Ben Stiller is owning up to past mistakes and reflecting on his regrets. The Severance director has been getting introspective about his legacy, specifically that of his family's, through his new documentary Stiller & Meara: Nothing Is Lost, which revisits the life and relationship of his parents, famed comedians Jerry Stiller and Anne Meara. His children with wife Christine Taylor, Ella, 23, and Quinlin, 20, also feature in the documentary, along with a scene where the Zoolander actor apologizes to his daughter over what he claims is "the worst decision I ever made in my life."
Addressing how not unlike his dad, his "obsession" with perfectionism impacted his relationship with his family, Ben confessed that cutting his daughter out of his 2013 film The Secret Life of Walter Mitty, which he starred in and directed, is "probably the worst decision I ever made in my life."

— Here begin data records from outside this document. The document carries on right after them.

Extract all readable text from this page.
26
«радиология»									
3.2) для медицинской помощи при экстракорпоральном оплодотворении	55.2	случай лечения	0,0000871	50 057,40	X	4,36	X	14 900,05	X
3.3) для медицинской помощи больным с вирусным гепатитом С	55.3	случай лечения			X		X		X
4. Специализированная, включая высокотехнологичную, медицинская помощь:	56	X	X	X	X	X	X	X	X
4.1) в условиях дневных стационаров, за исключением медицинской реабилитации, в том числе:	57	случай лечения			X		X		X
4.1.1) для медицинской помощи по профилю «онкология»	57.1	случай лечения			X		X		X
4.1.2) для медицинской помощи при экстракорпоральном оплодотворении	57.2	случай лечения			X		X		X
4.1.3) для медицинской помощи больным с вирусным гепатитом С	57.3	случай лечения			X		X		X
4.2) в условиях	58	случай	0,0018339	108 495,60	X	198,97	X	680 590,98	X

Ella, who the following year had an uncredited appearance in Ben's Night at the Museum: Secret of the Tomb, and most recently appeared on Sex and the City sequel series And Just Like That…, herself confessed that she was "really scared" during her brief scene and further admitted that "it didn't make sense in the movie" anyways. She had filmed a scene as a young Odessa Mitty, the younger sister of her dad's titular character.
Ben, giving insight into his decision making as a director, and having cut that scene, shared: "For me it kind of goes deeper. What it relates to is my own issues with my own obsession with my work, or 'perfectionism,'" before asking his son Quinlin his own take on his dad's perfectionism.
"I think, there's things, you know, after a tough day or something was going wrong, you can get very much in your own head. And I think, once you kind of go into that place... [it's] hard to get you out of it," Quinlin shared, noting that "that kind of, put a damper on the fun part about being on vacation."
"You have all these hats that you're trying to balance, you know? Being a director, an actor, you know, a producer, a writer, but also, just, like, a father, right? And sometimes I felt that that would come, you know, last to these other things," he confessed.
Much of the documentary has to do with Jerry and Anne's tumultuous relationship, both their romantic and working one. "The irony is, I thought I was doing so much better than my parents. I thought I was pulling it off," Ben further shared. "I was flying home on the weekends and having special places for the kids to play when they come visit the set, but in reality, and just hearing them talk about it for them, it was the same thing I was going through as a kid, and I just couldn't see that at all at the time."
Ben and his wife Christine, who he married in 2000, separated in 2018, before ultimately reuniting in 2022 after spending much of the pandemic together. He also addresses the separation in the documentary, admitting how "disconnected" from his family he had become. "My career had been going along for a long time but things actually weren't great in my personal life," he said, adding: "I just felt out of balance and unhappy and kind of disconnected from my family, from my kids and just kind of a little bit lost."